7 Design climatically appropriate passive climate control.
Design in winter solar heating, mass thermal storage, site specific natural ventilation, summer shading and winter wind blocking. Windows and operable skylights are both the eyes and the lungs of the home. Although many codes now require mechanical air exchange through heat recovery ventilation equipment most climates have periods of time when windows can be open. The outdoor air in an unpolluted environment has desirable qualities such as a higher ion count than air that has traveled through ductwork. Technology is useful in creating comfort and convenience but if a building is designed to be responsive and resilient it will not be required for life support!
8 Heat your home like the sun heats us.
In many respects, ducted forced air is one of the most challenging ways to heat a home from a health perspective and yet it is the norm throughout most of North America. Radiant heating can be a healthier and far more comfortable way to heat than standard forced air heating and wherever possible we recommend it.
9 Avoid wall-to-wall carpeting.
Choose solid, cleanable floor surfaces with an entry that welcomes street shoe removal. Wall-to-wall carpeting is associated with numerous health issues.
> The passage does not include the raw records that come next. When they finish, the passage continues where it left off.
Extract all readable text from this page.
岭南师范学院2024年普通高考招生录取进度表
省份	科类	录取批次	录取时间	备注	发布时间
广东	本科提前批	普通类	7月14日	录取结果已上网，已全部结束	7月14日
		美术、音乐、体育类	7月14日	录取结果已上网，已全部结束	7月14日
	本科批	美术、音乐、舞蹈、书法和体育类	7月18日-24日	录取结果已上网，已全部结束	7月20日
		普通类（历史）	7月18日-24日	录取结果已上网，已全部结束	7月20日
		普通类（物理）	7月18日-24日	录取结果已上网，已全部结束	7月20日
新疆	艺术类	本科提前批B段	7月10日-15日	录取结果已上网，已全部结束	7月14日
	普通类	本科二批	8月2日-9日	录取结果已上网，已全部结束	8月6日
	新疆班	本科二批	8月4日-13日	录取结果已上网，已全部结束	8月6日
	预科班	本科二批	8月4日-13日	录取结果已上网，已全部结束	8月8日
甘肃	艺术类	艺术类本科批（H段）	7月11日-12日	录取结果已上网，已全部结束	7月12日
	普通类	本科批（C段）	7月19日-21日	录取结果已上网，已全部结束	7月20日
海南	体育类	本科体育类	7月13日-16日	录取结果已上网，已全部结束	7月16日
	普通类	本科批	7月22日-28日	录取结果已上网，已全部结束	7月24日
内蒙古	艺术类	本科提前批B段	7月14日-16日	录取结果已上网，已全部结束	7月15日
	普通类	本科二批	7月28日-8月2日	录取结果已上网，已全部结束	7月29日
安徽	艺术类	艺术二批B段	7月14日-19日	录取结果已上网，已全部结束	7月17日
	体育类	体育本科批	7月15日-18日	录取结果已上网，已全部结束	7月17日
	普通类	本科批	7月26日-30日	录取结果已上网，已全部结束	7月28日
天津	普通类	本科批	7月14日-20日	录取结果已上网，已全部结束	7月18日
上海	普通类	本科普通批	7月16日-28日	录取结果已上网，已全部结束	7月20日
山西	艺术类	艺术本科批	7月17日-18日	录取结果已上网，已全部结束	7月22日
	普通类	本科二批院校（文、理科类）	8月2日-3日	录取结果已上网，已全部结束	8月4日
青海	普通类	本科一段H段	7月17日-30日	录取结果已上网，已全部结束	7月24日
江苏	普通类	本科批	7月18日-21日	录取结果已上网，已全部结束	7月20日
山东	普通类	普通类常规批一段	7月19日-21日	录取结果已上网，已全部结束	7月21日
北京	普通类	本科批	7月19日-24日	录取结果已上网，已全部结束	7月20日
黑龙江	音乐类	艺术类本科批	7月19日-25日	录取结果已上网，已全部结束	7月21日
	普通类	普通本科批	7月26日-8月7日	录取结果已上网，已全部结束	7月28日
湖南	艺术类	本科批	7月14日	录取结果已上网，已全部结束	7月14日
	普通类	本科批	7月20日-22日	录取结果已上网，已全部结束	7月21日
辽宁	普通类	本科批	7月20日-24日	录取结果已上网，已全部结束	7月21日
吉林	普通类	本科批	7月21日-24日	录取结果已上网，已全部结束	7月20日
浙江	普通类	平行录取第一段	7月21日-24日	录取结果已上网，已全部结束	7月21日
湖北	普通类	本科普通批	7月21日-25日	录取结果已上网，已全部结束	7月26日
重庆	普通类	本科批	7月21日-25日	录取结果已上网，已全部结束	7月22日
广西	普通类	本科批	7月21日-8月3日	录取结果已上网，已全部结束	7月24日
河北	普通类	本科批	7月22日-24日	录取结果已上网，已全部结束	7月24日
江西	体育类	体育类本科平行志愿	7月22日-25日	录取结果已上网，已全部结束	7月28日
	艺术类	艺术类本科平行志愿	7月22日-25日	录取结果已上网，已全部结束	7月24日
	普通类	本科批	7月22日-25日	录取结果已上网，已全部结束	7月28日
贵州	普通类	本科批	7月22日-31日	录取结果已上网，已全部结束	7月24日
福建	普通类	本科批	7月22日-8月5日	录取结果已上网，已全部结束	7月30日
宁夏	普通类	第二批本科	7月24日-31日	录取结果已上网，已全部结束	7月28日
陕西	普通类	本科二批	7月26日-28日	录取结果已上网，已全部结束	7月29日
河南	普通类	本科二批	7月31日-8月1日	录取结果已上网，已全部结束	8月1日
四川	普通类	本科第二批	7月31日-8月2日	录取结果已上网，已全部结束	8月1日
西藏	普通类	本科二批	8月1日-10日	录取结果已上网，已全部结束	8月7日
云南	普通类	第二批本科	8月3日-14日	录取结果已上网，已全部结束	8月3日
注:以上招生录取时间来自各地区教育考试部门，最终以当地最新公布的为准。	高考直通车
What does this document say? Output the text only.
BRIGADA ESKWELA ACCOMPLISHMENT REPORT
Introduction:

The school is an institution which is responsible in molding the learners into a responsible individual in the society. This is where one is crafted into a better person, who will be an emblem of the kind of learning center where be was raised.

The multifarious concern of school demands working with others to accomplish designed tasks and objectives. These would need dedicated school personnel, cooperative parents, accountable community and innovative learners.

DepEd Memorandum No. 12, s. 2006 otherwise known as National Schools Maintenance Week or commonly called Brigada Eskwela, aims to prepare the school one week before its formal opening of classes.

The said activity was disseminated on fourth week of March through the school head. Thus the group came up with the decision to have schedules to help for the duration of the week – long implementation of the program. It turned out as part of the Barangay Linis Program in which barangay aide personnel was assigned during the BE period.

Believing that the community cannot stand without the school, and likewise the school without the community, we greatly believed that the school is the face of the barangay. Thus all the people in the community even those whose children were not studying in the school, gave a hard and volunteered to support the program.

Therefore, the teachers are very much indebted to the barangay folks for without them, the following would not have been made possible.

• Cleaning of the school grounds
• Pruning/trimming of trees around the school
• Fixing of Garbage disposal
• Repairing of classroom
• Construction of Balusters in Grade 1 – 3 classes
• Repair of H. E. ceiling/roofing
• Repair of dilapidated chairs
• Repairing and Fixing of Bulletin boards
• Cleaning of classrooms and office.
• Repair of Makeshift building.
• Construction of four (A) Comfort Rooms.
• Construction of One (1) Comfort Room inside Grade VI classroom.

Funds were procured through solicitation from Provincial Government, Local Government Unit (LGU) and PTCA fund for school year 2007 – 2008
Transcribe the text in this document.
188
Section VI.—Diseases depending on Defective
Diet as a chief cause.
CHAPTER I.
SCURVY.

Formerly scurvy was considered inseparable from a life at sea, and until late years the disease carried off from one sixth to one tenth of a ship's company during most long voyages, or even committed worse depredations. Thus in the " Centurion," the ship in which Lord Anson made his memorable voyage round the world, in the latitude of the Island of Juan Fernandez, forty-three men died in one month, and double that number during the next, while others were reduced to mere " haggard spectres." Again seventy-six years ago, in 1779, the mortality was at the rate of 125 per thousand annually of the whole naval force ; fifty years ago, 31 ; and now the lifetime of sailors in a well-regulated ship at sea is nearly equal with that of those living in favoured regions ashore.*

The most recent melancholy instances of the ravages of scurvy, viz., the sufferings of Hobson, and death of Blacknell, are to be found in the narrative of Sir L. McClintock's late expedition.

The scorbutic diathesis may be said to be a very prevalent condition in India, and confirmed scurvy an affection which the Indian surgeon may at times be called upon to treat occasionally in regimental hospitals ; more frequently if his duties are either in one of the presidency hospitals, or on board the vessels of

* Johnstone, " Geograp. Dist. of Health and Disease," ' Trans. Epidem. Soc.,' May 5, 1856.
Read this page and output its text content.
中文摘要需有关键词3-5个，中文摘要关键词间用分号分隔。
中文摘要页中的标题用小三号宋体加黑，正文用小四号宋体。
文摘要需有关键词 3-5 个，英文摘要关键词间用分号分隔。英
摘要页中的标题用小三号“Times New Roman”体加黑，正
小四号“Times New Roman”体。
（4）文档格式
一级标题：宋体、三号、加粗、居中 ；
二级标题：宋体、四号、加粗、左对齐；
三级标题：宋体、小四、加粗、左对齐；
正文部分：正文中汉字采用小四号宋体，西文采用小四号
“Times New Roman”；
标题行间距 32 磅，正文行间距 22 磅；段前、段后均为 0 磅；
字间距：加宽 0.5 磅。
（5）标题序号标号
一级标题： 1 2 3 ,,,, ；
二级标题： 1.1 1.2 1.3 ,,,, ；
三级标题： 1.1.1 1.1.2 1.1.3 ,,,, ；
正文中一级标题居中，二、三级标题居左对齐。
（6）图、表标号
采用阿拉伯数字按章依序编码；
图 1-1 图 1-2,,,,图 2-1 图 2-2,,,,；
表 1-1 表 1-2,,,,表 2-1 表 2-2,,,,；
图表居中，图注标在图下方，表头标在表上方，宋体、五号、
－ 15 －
The carpet itself can contain toxic chemicals in the fibers, the dyes, the adhesives used to install it and in stain-resistant treatments, all of which can off-gas for years. Even natural wool carpet may be treated with pesticides. Carpet also is a host for dust, dirt, mold and bacteria and even regular vacuuming is not always sufficient to keep carpet and the subfloor beneath clean.
10 Build in EMF/EMR Protection.
Include hard-wired data ports minimizing or eliminating the need for wireless use within the home and provide a demand switch in the bedrooms to turn off surrounding electricity while sleeping.